![]() Photo courtesy TLC Competing teams in the junkyard |
The original show, initially titled "Scrapheap," debuted in the U.K. in 1998. It gained a devoted following pretty quickly, and after three seasons, it was a hit all across the U.K. Impressed with the format (and the ratings), Discovery Communications bought the rights to air the show on TLC, under the name "Junkyard Wars." The import attracted a sizable American audience, and TLC commissioned new episodes specifically for the U.S. market. Apart from its American hosts and contestants, "Junkyard Wars" is nearly identical to its British counterpart. Incidentally, the American version is also a hit in the U.K., along with the original.
The series was created Cathy Rogers, who ended up doing double duty as co-producer and co-host in past seasons. According to Rogers, the idea was partially inspired by the 1995 Ron Howard film "Apollo 13," a docudrama about the 1970 Apollo mission, which met with a series of near-disastrous catastrophes. In real life and in the movie, astronauts aboard the Apollo 13 spacecraft and NASA engineers on the ground managed to save the entire crew working with the various items that happened to be onboard.

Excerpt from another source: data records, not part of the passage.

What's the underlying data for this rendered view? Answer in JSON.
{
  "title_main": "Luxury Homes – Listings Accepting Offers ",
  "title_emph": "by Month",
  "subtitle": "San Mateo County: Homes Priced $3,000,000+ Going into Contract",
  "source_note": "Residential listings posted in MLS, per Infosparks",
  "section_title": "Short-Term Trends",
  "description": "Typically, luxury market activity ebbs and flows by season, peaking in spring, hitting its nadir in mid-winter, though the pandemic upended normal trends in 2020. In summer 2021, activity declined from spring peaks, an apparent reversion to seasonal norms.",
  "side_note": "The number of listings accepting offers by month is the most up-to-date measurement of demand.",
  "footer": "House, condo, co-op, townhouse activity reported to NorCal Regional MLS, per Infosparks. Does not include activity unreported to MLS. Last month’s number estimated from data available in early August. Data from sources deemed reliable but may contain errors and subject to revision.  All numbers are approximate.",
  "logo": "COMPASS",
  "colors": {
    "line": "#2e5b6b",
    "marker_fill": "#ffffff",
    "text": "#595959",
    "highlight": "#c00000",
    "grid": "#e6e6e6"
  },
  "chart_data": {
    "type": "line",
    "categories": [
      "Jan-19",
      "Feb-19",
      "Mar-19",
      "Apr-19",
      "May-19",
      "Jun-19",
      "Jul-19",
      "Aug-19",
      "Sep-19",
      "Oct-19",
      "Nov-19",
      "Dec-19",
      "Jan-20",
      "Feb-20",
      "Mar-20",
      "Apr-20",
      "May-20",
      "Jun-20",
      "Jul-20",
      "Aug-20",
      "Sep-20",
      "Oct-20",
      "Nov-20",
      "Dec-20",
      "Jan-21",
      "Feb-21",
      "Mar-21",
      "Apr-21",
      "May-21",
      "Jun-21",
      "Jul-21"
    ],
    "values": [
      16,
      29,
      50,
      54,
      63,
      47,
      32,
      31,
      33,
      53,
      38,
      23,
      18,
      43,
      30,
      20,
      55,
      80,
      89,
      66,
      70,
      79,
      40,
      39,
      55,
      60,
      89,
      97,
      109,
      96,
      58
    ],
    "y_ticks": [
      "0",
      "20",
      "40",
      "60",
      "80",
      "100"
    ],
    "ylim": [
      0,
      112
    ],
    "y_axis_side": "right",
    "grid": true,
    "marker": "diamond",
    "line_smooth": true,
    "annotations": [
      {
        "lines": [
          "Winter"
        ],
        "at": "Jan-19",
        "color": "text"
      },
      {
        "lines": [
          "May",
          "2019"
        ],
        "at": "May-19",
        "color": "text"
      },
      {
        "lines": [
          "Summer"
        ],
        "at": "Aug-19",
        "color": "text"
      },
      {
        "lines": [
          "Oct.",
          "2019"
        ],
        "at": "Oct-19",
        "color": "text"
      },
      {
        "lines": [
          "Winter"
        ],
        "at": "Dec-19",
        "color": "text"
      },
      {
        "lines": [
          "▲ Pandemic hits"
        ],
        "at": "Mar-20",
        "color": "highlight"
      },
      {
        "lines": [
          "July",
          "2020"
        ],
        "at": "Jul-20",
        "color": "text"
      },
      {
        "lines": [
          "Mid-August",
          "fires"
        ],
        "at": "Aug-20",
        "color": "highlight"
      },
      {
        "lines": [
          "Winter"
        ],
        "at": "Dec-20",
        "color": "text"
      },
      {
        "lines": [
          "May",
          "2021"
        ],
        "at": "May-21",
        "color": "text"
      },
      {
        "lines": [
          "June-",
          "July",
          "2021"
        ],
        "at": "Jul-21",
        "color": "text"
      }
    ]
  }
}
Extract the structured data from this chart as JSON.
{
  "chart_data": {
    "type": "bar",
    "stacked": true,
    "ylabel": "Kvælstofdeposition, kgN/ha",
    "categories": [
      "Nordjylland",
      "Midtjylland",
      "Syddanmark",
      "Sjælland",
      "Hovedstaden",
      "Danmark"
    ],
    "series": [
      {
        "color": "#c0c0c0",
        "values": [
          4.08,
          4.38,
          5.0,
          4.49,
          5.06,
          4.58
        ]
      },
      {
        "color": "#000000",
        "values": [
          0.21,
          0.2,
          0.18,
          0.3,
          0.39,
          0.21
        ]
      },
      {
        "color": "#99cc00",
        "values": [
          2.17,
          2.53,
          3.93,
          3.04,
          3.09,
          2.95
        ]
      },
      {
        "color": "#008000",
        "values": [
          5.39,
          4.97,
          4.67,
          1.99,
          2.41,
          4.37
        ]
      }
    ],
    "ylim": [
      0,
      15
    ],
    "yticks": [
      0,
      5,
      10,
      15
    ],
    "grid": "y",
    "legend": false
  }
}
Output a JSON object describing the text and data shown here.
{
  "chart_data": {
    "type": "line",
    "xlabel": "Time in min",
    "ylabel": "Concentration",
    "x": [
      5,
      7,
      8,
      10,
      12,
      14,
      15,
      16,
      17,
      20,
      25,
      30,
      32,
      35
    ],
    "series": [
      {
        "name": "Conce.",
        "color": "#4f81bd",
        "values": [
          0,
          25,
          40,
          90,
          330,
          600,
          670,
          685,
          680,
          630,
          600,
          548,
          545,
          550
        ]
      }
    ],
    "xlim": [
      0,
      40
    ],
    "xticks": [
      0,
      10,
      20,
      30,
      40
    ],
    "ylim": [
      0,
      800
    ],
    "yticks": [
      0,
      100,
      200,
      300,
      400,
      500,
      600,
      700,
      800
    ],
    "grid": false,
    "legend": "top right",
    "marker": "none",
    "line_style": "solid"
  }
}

Rogers loved the combination of tense drama and real applied science in the movie, and saw that the same sort of mix would make a cool TV show.
![]() Photo courtesy TLC Cathy Rogers, the creator of "Scrapheap Challenge" and "Junkyard Wars," with team members |
To fans of all ages, the formula is an ideal mesh of education and entertainment. The show has the same "real people" appeal of hit reality shows like "Survivor," but contestants compete with pure mental prowess and ingenuity, rather than alliances and plots. And in the end, it doesn't matter so much who wins -- there is no cash reward, just a trophy and bragging rights. It's all about making something remarkable with limited resources.